There’s only so much room on a typewriter keyboard, and every extra key requires more levers and hinges and strikers. There is a lot of double-duty going on. A single prime*, ‘ , used to denote a foot of measure, was asked to also substitute for an open quote ‘ mark. And a close quote mark ’ while you’re at it. Same for the double-prime ” originally used as shorthand for inches or minutes.
That’s not the least of the compromises. Look for yourself: many manual typewriters don’t even have a numeral 1 . Typists were taught to substitute a lowercase l (el) instead. (Depending on what font you’re seeing now, those two may look the same!)
Nevertheless, it was a huge improvement over some people’s handwriting. Typing was undeniably faster, and nobody used typewriter text in a $30,000 Time Magazine ad. For that, we’d hire a real typesetter who used real quotation marks. (And real ellipses.)
The problem arose after a whole generation of people were raised using manual typewriters. Then came word processors, and soon after that, computers—all based on the simplified keyboard.

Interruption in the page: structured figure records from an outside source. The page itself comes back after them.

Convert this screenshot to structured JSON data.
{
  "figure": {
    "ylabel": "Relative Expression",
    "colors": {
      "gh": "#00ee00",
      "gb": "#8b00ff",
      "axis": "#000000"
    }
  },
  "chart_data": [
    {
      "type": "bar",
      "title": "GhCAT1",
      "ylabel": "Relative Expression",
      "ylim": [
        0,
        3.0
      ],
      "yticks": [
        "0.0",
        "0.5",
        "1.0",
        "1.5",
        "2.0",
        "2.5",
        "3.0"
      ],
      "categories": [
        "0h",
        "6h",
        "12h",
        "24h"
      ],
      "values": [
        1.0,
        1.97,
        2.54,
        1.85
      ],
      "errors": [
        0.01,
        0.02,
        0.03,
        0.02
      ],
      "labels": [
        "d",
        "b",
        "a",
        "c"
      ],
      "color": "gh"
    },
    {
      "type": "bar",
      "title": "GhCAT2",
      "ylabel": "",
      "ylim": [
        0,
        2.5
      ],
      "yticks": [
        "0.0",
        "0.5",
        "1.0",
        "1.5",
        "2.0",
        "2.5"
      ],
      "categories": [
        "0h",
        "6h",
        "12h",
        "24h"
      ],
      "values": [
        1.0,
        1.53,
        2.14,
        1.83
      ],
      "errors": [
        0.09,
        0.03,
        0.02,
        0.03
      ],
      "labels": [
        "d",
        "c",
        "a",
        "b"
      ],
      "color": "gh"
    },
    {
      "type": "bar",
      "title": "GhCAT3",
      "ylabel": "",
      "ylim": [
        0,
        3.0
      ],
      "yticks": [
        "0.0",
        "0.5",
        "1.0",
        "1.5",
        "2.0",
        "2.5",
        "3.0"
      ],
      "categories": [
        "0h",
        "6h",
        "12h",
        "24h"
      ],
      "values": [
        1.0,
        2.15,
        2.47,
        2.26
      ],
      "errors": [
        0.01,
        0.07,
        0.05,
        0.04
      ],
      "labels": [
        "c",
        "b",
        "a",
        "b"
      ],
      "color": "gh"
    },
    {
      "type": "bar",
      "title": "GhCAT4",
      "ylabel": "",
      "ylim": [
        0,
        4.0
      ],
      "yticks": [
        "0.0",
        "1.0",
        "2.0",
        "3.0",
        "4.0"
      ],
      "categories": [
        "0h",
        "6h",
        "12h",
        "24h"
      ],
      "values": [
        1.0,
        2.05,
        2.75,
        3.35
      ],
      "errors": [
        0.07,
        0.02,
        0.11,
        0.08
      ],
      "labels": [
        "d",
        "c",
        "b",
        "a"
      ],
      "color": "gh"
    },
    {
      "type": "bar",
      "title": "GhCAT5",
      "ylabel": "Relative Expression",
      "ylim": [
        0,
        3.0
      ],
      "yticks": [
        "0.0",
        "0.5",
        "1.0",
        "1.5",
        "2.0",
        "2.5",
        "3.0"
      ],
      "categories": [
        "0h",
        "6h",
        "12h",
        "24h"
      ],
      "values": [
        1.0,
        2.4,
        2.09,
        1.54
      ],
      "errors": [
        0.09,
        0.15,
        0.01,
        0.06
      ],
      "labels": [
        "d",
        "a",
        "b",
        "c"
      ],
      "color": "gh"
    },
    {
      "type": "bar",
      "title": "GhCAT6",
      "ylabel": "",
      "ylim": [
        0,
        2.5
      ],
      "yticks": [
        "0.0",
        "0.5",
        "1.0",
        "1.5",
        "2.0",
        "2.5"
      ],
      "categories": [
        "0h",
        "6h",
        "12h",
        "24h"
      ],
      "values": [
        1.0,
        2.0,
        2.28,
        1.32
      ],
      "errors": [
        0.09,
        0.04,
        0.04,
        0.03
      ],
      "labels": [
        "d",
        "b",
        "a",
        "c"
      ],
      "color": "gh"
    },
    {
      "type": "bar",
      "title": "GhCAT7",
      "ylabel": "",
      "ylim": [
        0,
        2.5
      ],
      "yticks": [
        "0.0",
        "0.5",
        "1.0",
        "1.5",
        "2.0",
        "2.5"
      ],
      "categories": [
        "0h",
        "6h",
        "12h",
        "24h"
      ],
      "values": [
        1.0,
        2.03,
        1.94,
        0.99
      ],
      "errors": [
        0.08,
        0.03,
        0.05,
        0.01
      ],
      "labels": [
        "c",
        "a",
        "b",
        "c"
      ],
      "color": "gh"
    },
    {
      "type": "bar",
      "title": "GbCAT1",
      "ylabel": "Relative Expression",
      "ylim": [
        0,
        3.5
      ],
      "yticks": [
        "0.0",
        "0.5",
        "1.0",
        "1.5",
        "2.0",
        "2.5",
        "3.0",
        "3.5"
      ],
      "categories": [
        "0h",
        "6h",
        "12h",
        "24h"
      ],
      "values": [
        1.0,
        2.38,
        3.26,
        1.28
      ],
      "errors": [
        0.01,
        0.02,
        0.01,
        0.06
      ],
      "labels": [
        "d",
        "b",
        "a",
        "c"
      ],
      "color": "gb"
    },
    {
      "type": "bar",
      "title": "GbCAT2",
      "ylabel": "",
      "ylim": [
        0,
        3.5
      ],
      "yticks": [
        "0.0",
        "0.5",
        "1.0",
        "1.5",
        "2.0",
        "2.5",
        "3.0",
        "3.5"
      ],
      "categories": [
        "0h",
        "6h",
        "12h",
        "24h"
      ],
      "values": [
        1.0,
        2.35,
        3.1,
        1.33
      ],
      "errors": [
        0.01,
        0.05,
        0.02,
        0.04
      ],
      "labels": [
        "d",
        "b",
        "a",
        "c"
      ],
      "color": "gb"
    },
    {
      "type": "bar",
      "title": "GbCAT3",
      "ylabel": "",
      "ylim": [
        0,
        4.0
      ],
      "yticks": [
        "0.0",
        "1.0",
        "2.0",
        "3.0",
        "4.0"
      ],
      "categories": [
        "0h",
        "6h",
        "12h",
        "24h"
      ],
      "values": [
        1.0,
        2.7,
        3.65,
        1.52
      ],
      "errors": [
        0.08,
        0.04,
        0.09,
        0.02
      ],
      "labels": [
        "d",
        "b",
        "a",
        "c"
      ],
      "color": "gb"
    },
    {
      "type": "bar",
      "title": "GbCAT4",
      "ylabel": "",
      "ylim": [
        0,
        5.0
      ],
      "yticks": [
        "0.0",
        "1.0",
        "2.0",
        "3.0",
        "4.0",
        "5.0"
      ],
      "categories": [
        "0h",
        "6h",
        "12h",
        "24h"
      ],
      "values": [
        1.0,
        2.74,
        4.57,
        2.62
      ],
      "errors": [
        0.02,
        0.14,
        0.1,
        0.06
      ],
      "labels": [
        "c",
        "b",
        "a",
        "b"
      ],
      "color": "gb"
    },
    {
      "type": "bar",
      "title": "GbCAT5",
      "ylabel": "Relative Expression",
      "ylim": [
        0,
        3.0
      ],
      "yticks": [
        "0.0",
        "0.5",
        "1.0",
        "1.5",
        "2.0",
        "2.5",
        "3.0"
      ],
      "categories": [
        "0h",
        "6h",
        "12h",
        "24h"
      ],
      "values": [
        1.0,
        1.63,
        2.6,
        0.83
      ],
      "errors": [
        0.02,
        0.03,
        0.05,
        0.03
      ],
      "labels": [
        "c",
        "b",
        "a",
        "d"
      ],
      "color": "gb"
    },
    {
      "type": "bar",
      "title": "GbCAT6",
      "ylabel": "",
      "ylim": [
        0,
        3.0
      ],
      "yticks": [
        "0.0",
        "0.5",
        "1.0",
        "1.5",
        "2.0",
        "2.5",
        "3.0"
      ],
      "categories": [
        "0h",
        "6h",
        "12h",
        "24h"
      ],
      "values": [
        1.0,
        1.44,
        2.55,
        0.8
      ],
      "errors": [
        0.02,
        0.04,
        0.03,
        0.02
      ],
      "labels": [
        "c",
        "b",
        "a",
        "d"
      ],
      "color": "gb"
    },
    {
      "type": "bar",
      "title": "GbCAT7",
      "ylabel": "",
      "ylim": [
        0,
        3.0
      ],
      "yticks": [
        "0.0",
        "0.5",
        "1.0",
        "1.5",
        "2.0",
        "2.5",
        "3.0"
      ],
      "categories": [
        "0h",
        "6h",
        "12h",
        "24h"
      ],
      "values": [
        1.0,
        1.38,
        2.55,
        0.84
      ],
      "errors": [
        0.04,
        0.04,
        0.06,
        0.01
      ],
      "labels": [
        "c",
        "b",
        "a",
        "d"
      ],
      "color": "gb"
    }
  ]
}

We type compromised characters even though today’s computer fonts contain every correct symbol imaginable. It just takes some nutty, arcane fingerwork to get there. Most people no longer know there is a difference. With all that computer power creating professional quality print, every amateur became a “graphic artist.”
Today, most word processors make the correction for you, judging by context. They turn your single prime into an apostrophe, your double-prime into open and close “curly quotes.”
Almost. Except now I’m seeing this:
[ forehead slap ]
Now that’s a prime example of the wrong way to use foot- and inch-marks. Get it?
*Actually, it’s even worse than that. True primes and double-primes lean a bit to the right. They were straightened specifically for the manual typewriter so they could be used on both sides of a word. Ironically, the straight ” and ‘ don’t seem to have existed before the manual typewriter, and thus in the world of typography they aren’t correct for anything.